Society seems to treat programming as though it were something mystical. In fact, it is simply learning how to think and express oneself logically, using a very basic (no pun intended) language. How is this different than learning how to read and write English effectively? We expect too many things to be hard, so we make them hard by our attitudes.
Programming is not special. Programming is the literacy of problem solving.
Facing a required task and then using known tools to construct a method the achieve the required task in logical steps.
There should be less emphasis on "programming" and more on general problem solving. Learning the general method is better than learning the specific method until you need to become as master of the specific method.
Programming can be one aspect of teaching problem solving because programming is very structured. However problem solving skills in general need to raised a lot higher than general grade school level before real programming can be done.
The problem isn't that we don't teach them algebra soon enough, it's that we don't teach them how to think (read: at all). It's not that mathematics doesn't teach people how to think, it does. But only in some kind of sneaky way, and people are assumed to have great logical deduction abilities like it's some inherent intuitive concept. But it doesn't work that way.
Unless you attended a rich and large high school, chances are your exposure to any level of logic is nil. Why is it only philosophy majors are the ones forced to take informal logic (and not even very much at that)? The only way you actually get an adequate exposure to formal education in rational thinking is if you're a logician.
But really I'm just deluding myself, who wants a workforce that knows how to think?
And the United States is doomed
We are, unless things drastically change in politics and the boards of corporations. This is a matter of facts on the ground. It's not open to debate.
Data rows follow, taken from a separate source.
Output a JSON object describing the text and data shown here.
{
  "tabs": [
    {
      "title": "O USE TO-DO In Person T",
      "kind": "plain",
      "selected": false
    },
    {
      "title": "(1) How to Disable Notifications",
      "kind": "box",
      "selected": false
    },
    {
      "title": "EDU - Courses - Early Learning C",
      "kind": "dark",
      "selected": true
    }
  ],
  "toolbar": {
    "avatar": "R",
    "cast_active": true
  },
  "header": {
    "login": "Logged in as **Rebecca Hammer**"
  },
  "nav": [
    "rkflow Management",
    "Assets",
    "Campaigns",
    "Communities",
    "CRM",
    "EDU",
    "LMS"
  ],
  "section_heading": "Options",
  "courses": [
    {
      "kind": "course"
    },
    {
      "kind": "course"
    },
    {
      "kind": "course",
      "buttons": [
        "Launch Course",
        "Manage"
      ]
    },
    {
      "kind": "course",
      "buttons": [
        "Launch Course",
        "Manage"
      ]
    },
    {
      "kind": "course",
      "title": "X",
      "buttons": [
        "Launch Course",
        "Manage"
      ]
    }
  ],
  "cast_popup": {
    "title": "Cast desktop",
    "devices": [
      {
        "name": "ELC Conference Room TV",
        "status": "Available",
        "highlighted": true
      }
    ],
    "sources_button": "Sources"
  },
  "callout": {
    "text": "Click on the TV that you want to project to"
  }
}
It's happening.
we should all lay down and slowly starve.
We won't have any choice if things don't change.
We have been handing technology, as a society, to the Chinese for decades now, with the delusional belief that all the high-end stuff will still happen here. I believe it started with Voc-Ed being a place to dump the "dummy" students. This is how I believe we lost the skills to make anything here - that we systematically decided that making anything = sweatshop and if you were smart, you didn't go into manufacturing, ever. We denigrated actual work for decades and anyone who worked in a factory making anything was therefore just some dumb monkey. And you can replace monkeys on one side of the planet with monkeys from another side. That's the thinking that got us here.^1
But transferring the manufacturing base over to China makes it inconvenient for the engineering and software to happen here, so guess where it's going to move.
Go ahead, guess.
Engineers and scientists are already moving to Shanghai.
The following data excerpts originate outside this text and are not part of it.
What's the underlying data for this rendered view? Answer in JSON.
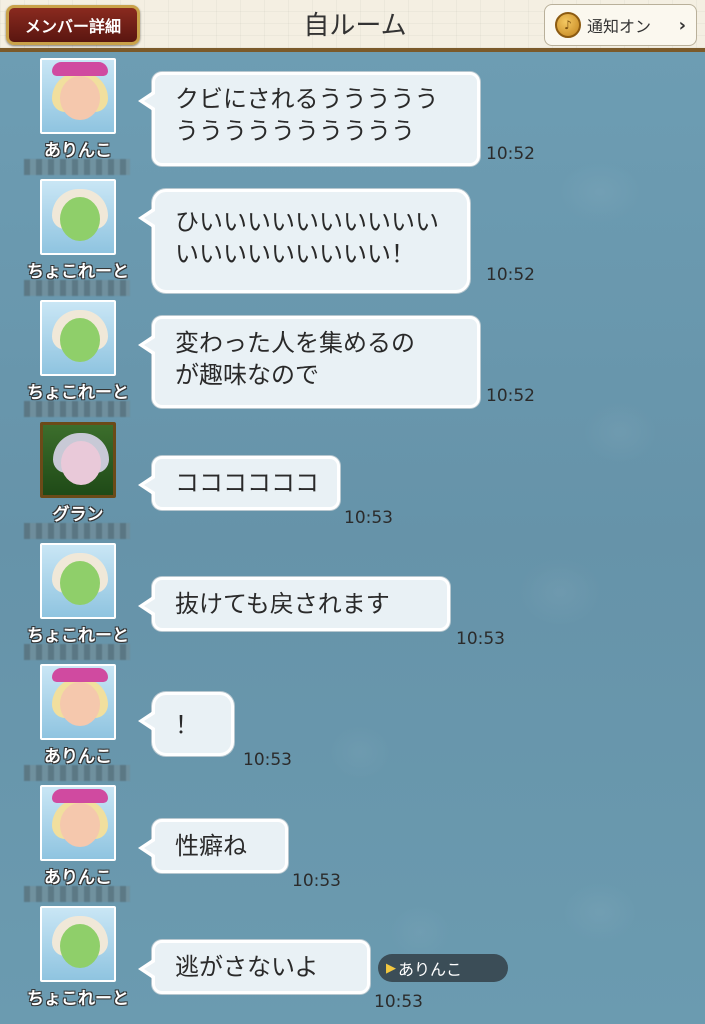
{
  "header": {
    "members_label": "メンバー詳細",
    "title": "自ルーム",
    "notify_label": "通知オン",
    "notify_icon": "bell-icon",
    "chevron": "›"
  },
  "messages": [
    {
      "sender": "ありんこ",
      "text": "クビにされるううううう\nうううううううううう",
      "time": "10:52",
      "avatar": "pink-hair-avatar"
    },
    {
      "sender": "ちょこれーと",
      "text": "ひいいいいいいいいいい\nいいいいいいいいい！",
      "time": "10:52",
      "avatar": "green-avatar"
    },
    {
      "sender": "ちょこれーと",
      "text": "変わった人を集めるの\nが趣味なので",
      "time": "10:52",
      "avatar": "green-avatar"
    },
    {
      "sender": "グラン",
      "text": "ココココココ",
      "time": "10:53",
      "avatar": "elf-avatar"
    },
    {
      "sender": "ちょこれーと",
      "text": "抜けても戻されます",
      "time": "10:53",
      "avatar": "green-avatar"
    },
    {
      "sender": "ありんこ",
      "text": "！",
      "time": "10:53",
      "avatar": "pink-hair-avatar"
    },
    {
      "sender": "ありんこ",
      "text": "性癖ね",
      "time": "10:53",
      "avatar": "pink-hair-avatar"
    },
    {
      "sender": "ちょこれーと",
      "text": "逃がさないよ",
      "time": "10:53",
      "avatar": "green-avatar",
      "mention": "ありんこ"
    }
  ]
}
Unless we stop the haemorrhaging and start building up our own manufacturing base here encouraging students to go into STEM without learning Chinese is a joke and a half.
But I don't see that happening any time soon.
--
BMO
Postscript: I was looking at a Popular Mechanics from the 1950s and there was articles that went on for pages on how to use a shaper and a tip on how to turn a taper using ball bearings instead of ordinary conical centers , and it was just *there* as if machining was a skill that many people had. You don't publish an article in a popular magazine where you deliberate write over the heads over your readers or write something they don't care about. It was expected that the readers of the 1954 Popular Mechanics^2 would find this stuff applicable. Today you would *never* find such an article in a mainstream magazine such as that.
Footnotes:
1. The war on work: http://www.ted.com/talks/mike_rowe_celebrates_dirty_jobs.html
The first half goes on about castrating sheep. But that's the set-up for the second half, so watch the whole thing.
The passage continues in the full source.